Department of Engineering Science, Institute of Biomedical Engineering, University of Oxford, Oxford, United Kingdom; Oxford Machine Learning in NeuroImaging Lab, Department of Computer Science, University of Oxford, OX1 3QD, United Kingdom.
Med Image Anal. 2024 May;94:103147. doi: 10.1016/j.media.2024.103147. Epub 2024 Mar 26.

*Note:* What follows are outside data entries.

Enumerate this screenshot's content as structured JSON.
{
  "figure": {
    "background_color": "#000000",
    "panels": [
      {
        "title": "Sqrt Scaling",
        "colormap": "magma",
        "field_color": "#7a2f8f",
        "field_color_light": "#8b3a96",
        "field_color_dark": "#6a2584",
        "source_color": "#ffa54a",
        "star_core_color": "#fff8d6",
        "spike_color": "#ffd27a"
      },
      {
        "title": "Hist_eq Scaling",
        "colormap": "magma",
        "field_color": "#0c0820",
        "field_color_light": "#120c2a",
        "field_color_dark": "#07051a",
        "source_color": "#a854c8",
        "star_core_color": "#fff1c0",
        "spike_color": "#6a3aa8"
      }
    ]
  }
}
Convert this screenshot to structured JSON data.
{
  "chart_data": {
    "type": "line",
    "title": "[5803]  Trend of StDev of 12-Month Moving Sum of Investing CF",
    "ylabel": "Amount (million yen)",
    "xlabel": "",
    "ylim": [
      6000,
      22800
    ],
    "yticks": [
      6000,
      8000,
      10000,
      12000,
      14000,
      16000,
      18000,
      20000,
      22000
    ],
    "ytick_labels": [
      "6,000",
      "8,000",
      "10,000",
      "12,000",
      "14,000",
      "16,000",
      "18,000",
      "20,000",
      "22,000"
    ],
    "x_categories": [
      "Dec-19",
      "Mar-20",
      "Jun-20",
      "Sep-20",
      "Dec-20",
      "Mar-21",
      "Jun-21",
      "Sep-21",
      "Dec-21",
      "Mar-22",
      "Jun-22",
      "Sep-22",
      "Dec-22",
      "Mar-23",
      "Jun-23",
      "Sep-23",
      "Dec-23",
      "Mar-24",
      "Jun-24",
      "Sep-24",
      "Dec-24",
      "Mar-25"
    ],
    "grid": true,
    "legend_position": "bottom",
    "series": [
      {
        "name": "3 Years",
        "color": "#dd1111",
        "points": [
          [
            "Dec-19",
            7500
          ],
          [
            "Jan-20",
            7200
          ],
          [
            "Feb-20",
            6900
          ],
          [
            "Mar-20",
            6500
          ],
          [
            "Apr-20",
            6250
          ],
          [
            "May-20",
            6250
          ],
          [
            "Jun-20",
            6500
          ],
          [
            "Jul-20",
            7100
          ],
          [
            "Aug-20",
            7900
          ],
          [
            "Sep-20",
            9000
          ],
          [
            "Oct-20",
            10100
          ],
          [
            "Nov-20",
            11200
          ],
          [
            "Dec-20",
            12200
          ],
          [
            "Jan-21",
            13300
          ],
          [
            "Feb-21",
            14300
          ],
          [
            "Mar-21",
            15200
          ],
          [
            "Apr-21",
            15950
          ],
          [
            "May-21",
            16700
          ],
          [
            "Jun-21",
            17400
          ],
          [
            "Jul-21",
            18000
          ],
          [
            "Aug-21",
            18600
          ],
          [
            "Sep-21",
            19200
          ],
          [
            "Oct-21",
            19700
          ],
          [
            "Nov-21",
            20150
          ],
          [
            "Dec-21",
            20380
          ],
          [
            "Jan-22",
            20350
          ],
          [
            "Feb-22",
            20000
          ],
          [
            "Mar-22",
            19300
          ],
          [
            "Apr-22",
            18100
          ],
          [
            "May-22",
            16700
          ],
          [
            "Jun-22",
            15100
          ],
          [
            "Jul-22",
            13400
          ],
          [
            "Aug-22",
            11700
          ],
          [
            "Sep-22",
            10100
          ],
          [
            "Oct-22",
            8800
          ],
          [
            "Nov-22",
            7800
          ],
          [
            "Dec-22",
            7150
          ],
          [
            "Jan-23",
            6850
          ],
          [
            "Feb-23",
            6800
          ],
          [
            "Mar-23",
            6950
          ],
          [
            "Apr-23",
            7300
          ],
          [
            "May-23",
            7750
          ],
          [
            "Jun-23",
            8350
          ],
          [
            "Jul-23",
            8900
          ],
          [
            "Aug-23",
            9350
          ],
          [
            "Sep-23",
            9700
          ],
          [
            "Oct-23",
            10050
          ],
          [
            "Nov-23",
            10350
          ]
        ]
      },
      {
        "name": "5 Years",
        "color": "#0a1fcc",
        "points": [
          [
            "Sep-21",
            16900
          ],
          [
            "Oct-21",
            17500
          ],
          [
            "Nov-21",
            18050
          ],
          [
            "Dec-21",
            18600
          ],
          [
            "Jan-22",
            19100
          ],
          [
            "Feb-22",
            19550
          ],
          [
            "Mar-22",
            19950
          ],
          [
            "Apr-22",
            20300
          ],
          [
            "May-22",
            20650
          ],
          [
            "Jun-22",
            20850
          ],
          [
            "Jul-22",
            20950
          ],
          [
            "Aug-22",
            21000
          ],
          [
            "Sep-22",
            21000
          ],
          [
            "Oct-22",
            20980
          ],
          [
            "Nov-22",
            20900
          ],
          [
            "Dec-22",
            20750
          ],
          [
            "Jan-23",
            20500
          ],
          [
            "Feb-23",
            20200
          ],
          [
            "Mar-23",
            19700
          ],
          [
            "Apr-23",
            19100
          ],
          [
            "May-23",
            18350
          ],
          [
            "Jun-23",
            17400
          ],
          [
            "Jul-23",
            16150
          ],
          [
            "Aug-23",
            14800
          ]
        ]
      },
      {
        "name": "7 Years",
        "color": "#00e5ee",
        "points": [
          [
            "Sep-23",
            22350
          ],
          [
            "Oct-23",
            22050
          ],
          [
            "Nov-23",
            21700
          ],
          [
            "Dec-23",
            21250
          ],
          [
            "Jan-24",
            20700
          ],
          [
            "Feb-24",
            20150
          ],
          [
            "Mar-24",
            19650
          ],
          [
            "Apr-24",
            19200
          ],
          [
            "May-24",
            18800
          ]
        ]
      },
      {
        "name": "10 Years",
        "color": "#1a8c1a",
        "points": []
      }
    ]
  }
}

Three-dimensional (3D) ultrasound imaging has contributed to our understanding of fetal developmental processes by providing rich contextual information of the inherently 3D anatomies. However, its use is limited in clinical settings, due to the high purchasing costs and limited diagnostic practicality. Freehand 2D ultrasound imaging, in contrast, is routinely used in standard obstetric exams, but inherently lacks a 3D representation of the anatomies, which limits its potential for more advanced assessment. Such full representations are challenging to recover even with external tracking devices due to internal fetal movement which is independent from the operator-led trajectory of the probe. Capitalizing on the flexibility offered by freehand 2D ultrasound acquisition, we propose ImplicitVol to reconstruct 3D volumes from non-sensor-tracked 2D ultrasound sweeps. Conventionally, reconstructions are performed on a discrete voxel grid. We, however, employ a deep neural network to represent, for the first time, the reconstructed volume as an implicit function. Specifically, ImplicitVol takes a set of 2D images as input, predicts their locations in 3D space, jointly refines the inferred locations, and learns a full volumetric reconstruction. When testing natively-acquired and volume-sampled 2D ultrasound video sequences collected from different manufacturers, the 3D volumes reconstructed by ImplicitVol show significantly better visual and semantic quality than the existing interpolation-based reconstruction approaches. The inherent continuity of implicit representation also enables ImplicitVol to reconstruct the volume to arbitrarily high resolutions. As formulated, ImplicitVol has the potential to integrate seamlessly into the clinical workflow, while providing richer information for diagnosis and evaluation of the developing brain.
三维(3D)超声成像通过提供固有三维解剖结构的丰富背景信息,有助于我们理解胎儿发育过程。然而,由于高昂的购置成本和有限的诊断实用性,其在临床环境中的应用受到限制。相比之下,徒手二维超声成像在标准产科检查中经常使用,但本质上缺乏解剖结构的三维表示,这限制了其进行更高级评估的潜力。由于胎儿内部运动独立于操作员引导的探头轨迹,即使使用外部跟踪设备,也很难恢复这种完整表示。利用徒手二维超声采集提供的灵活性,我们提出了ImplicitVol,用于从非传感器跟踪的二维超声扫描中重建三维体积。传统上,重建是在离散的体素网格上进行的。然而,我们首次使用深度神经网络将重建的体积表示为隐函数。具体来说,ImplicitVol将一组二维图像作为输入,预测它们在三维空间中的位置,联合优化推断的位置,并学习完整的体积重建。在测试从不同制造商收集的原生获取和体积采样的二维超声视频序列时,ImplicitVol重建的三维体积在视觉和语义质量上明显优于现有的基于插值的重建方法。隐式表示的固有连续性还使ImplicitVol能够将体积重建到任意高分辨率。按照公式化,ImplicitVol有潜力无缝集成到临床工作流程中,同时为发育中的大脑的诊断和评估提供更丰富的信息。